Il sentimento estetico, da ultimo, dovrà spogliarsi anche di quella spontaneità dell’espressione che Evola legge nei termini negativi di una subdola necessità interiore. Al contrario, “il sentimento estetico verrà concepito come sentimento dell’intima attività” dell’individuo “che ha trovato e realizzato sé stesso”. Si noti come, in questo processo di purificazione, l’opera d’arte non rivesta alcun significato particolare. Essa non è altro che “lusso”, “vanità”, “capriccio”, “un giuoco triste” a cui l’individuo non resta avvinto, ma che valuta cosa da poco, alla stregua di uno “smalto per unghie”.
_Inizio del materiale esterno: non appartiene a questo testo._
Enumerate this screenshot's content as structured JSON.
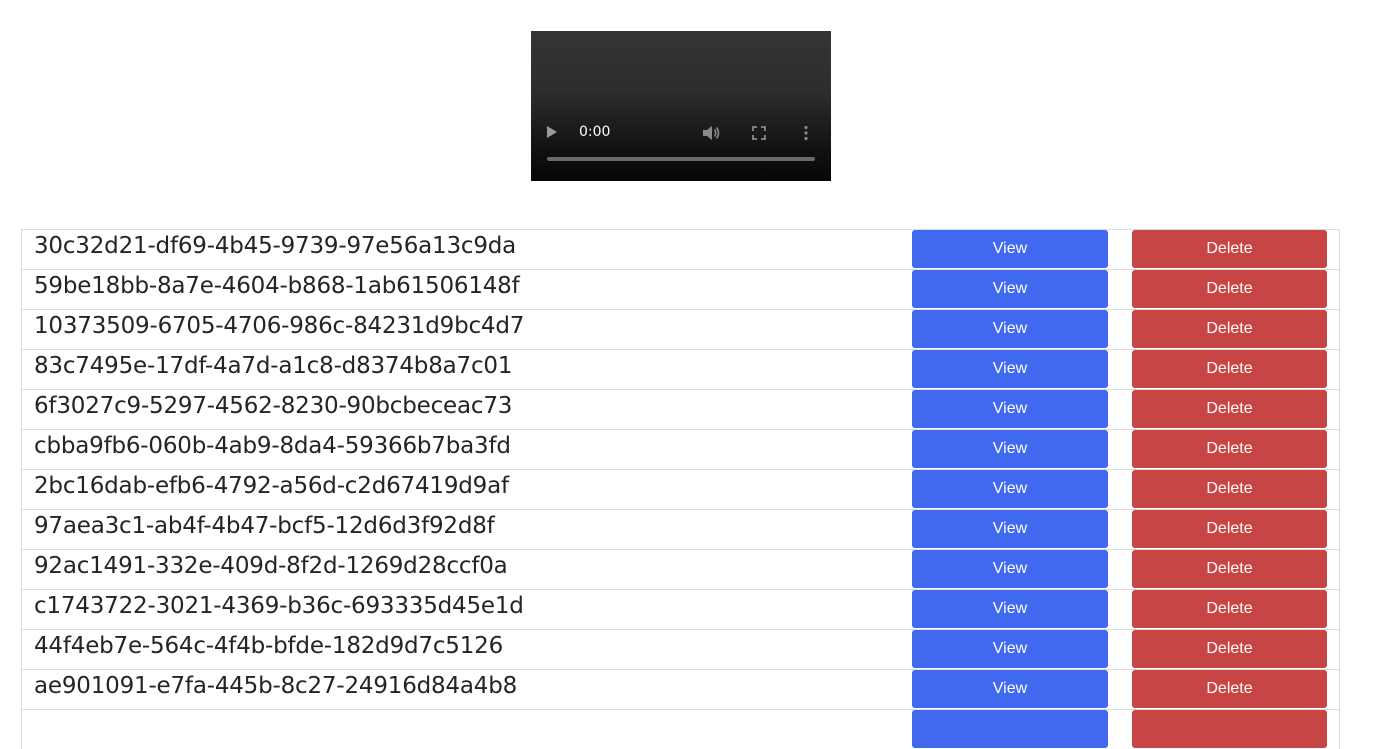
{
  "video": {
    "time": "0:00"
  },
  "buttons": {
    "view_label": "View",
    "delete_label": "Delete"
  },
  "items": [
    {
      "id": "30c32d21-df69-4b45-9739-97e56a13c9da"
    },
    {
      "id": "59be18bb-8a7e-4604-b868-1ab61506148f"
    },
    {
      "id": "10373509-6705-4706-986c-84231d9bc4d7"
    },
    {
      "id": "83c7495e-17df-4a7d-a1c8-d8374b8a7c01"
    },
    {
      "id": "6f3027c9-5297-4562-8230-90bcbeceac73"
    },
    {
      "id": "cbba9fb6-060b-4ab9-8da4-59366b7ba3fd"
    },
    {
      "id": "2bc16dab-efb6-4792-a56d-c2d67419d9af"
    },
    {
      "id": "97aea3c1-ab4f-4b47-bcf5-12d6d3f92d8f"
    },
    {
      "id": "92ac1491-332e-409d-8f2d-1269d28ccf0a"
    },
    {
      "id": "c1743722-3021-4369-b36c-693335d45e1d"
    },
    {
      "id": "44f4eb7e-564c-4f4b-bfde-182d9d7c5126"
    },
    {
      "id": "ae901091-e7fa-445b-8c27-24916d84a4b8"
    },
    {
      "id": ""
    }
  ]
}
Evola giudica il dadaismo l’unica prassi in senso lato artistica conforme al tentativo di una reintegrazione della coscienza superiore, definendolo a più riprese: “movimento estetico-spirituale”, “suprema terapeutica dell’individuo” oppure “preludio alla magia”. Queste espressioni, insieme ad altre dello stesso tono, tutt’altro che episodiche negli scritti firmati tra gli anni Venti e Trenta, testimoniano la consapevolezza con la quale il Nostro si diede a ciò che mai, nemmeno in età matura, pur con tutte le precisazioni che il tempo trascorso rendeva necessarie, considerò un “peccato, di gioventù”.
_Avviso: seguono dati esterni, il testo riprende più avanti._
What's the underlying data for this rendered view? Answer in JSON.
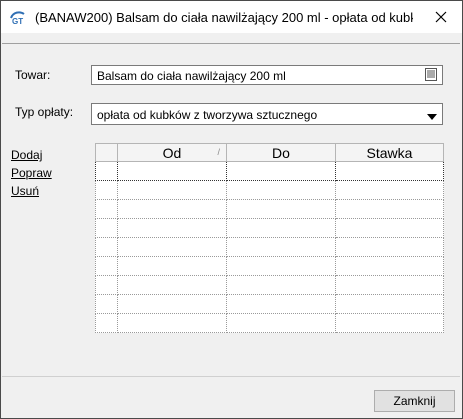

“Dada è il simbolo dell’antiumanità” scrive Evola nel Manifesto saccaromiceto del 1920, e dunque anche dell’arte, nella misura in cui quest’ultima dell’umano si fa mezzo di espressione. “Dada è distruzione”, “spingere tutto al buio”, perché “chi è profondo non pone né risolve mai problemi, ma porta dappertutto oscurità e confusione”. La luce sta a indicare qui una dimensione di superficie, il luogo della distinzione, della determinazione e perciò anche della condizionatezza, il dominio degli impulsi naturali e dell’intelletto. Al contrario, l’oscurità è il dominio dell’indistinto, dell’indeterminato e dunque dell’incondizionato. Questo buio non è altro che una “luce incomprensibile”, cioè la luce stessa nella sua noumenica e insondabile essenza, che tutto rischiara ma che da nulla può essere rischiarata. La dialettica tra manifestato e non-manifestato, determinato e indeterminato, rinvia all’Io quale ἅπειρου da cui via via si separano, irrigidendosi, “come secche croste […] cadute dal vivo tronco” le molteplici determinazioni del reale.